November 20, 2013 at 11:06 AM
A family member recently suggested taking Magnesium supplements for panic attacks. I am a bit skeptical about herbal remedies. Has anyone had any experiences, good or bad, taking magnesium?
January 27, 2014 at 5:37 AM
There is a magnesium powder called natural calm that really
Helps. Also a book cled “The Mood cure” by Julia Ross is nothing short of Incredible-I love that book and reading it you get tons of knowledge on diet and supplements that can help with anxiety, depression, addiction, burn iut, insomnia, etc. and its like a loving hand is there guiding you with how she relates to the suffering and victories of her clients in counseling. I’ve had anxiety disorder for a while and know youre hurting- I pray for you and that Jesus Christ would bless you and touch your heart on the deepest level. God bless you.
January 28, 2014 at 5:31 PM
Just remember, you don’t have to have a history of panic or anxiety disorder in order to have a panic attack.
Also, like in my case, you don’t always register a panic attack as a sudden ‘im about to die’ feeling, though most people do.

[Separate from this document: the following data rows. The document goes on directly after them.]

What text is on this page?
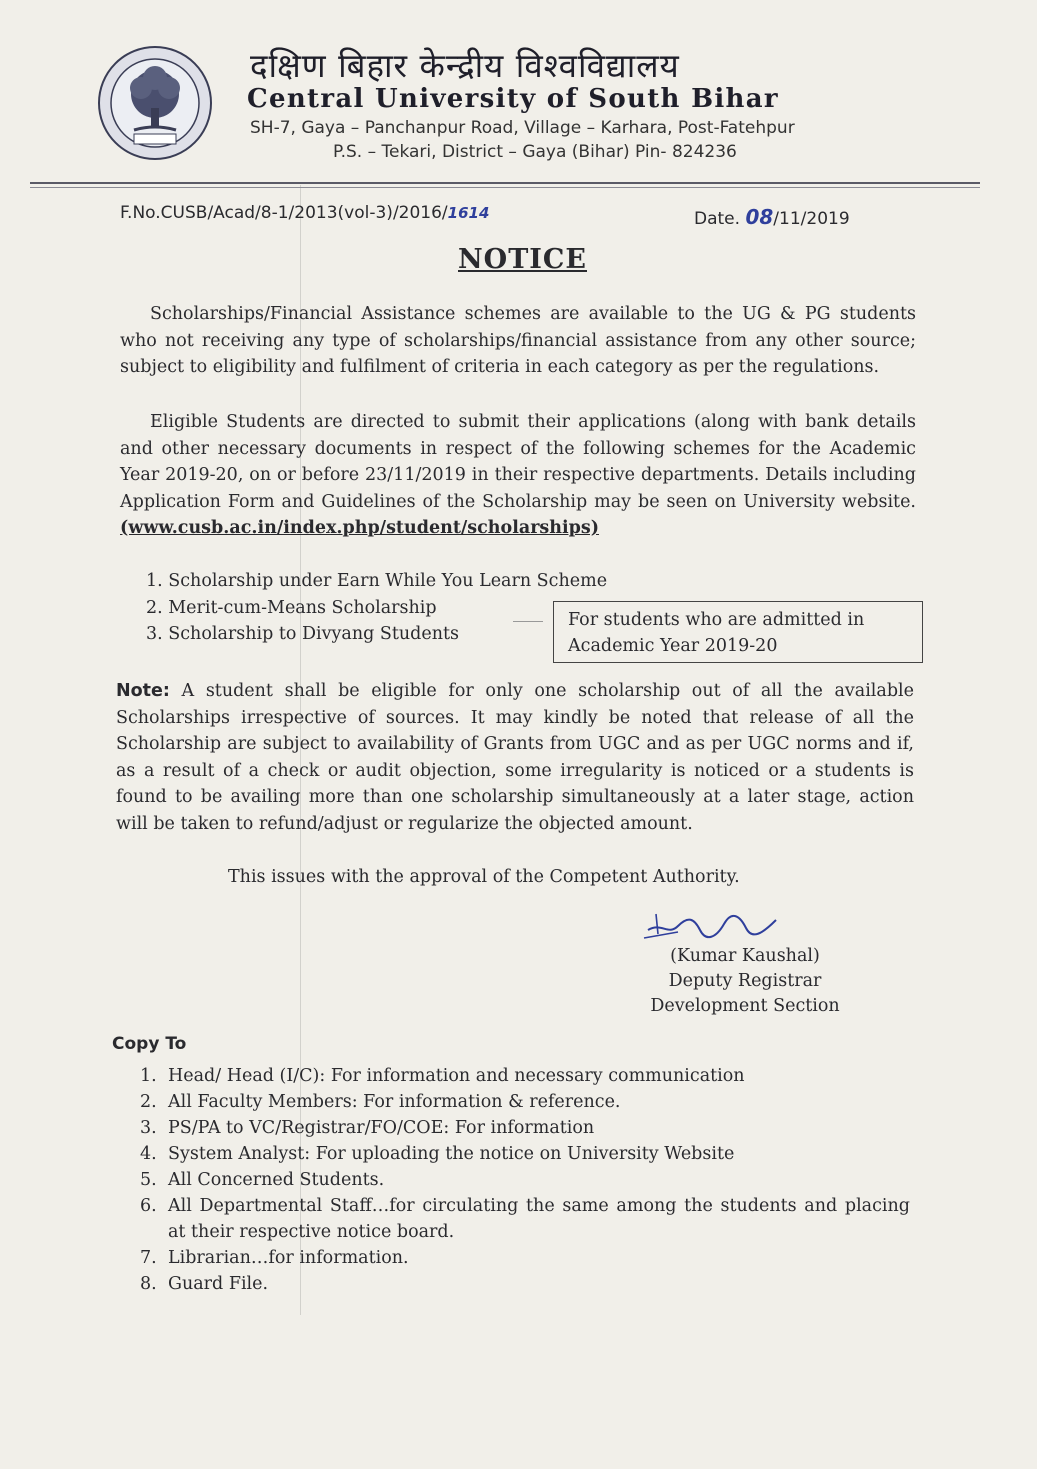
दक्षिण बिहार केन्द्रीय विश्वविद्यालय
Central University of South Bihar
SH-7, Gaya – Panchanpur Road, Village – Karhara, Post-Fatehpur
P.S. – Tekari, District – Gaya (Bihar) Pin- 824236
F.No.CUSB/Acad/8-1/2013(vol-3)/2016/1614	Date. 08/11/2019
NOTICE
Scholarships/Financial Assistance schemes are available to the UG & PG students who not receiving any type of scholarships/financial assistance from any other source; subject to eligibility and fulfilment of criteria in each category as per the regulations.
Eligible Students are directed to submit their applications (along with bank details and other necessary documents in respect of the following schemes for the Academic Year 2019-20, on or before 23/11/2019 in their respective departments. Details including Application Form and Guidelines of the Scholarship may be seen on University website.(www.cusb.ac.in/index.php/student/scholarships)
1. Scholarship under Earn While You Learn Scheme
2. Merit-cum-Means Scholarship
3. Scholarship to Divyang Students
For students who are admitted in Academic Year 2019-20
Note: A student shall be eligible for only one scholarship out of all the available Scholarships irrespective of sources. It may kindly be noted that release of all the Scholarship are subject to availability of Grants from UGC and as per UGC norms and if, as a result of a check or audit objection, some irregularity is noticed or a students is found to be availing more than one scholarship simultaneously at a later stage, action will be taken to refund/adjust or regularize the objected amount.
This issues with the approval of the Competent Authority.
(Kumar Kaushal)
Deputy Registrar
Development Section
Copy To
1. Head/ Head (I/C): For information and necessary communication
2. All Faculty Members: For information & reference.
3. PS/PA to VC/Registrar/FO/COE: For information
4. System Analyst: For uploading the notice on University Website
5. All Concerned Students.
6. All Departmental Staff…for circulating the same among the students and placing at their respective notice board.
7. Librarian…for information.
8. Guard File.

These are called ‘attacks’ for a reason; though ‘ambush’ might be a better way to describe it. No matter how often, how small or big, or what you feel during one, it can be dangerous. Especially if you have any conditions that cause, or can be worsened, by a panic attack.
If you experience a panic attack (whether the 5th, 100th, or your first one), once you calm down, try to figure out the following: 1.what triggered it. 2. Can you avoid that trigger again? and 3. What were you feeling during the panic attack. I have found looking at all these things make it easier to manage. Especially if you are in a group, you can explain what happened and it makes it easier for others to help keep an eye out for you.
January 28, 2014 at 5:34 PM
Potassium is a great way to help calm the nerves. A band teacher of mine once made us eat banana’s before a concert so we wouldn’t be so nervous. It’s a good trick in a bind, if you have something rich in potassium.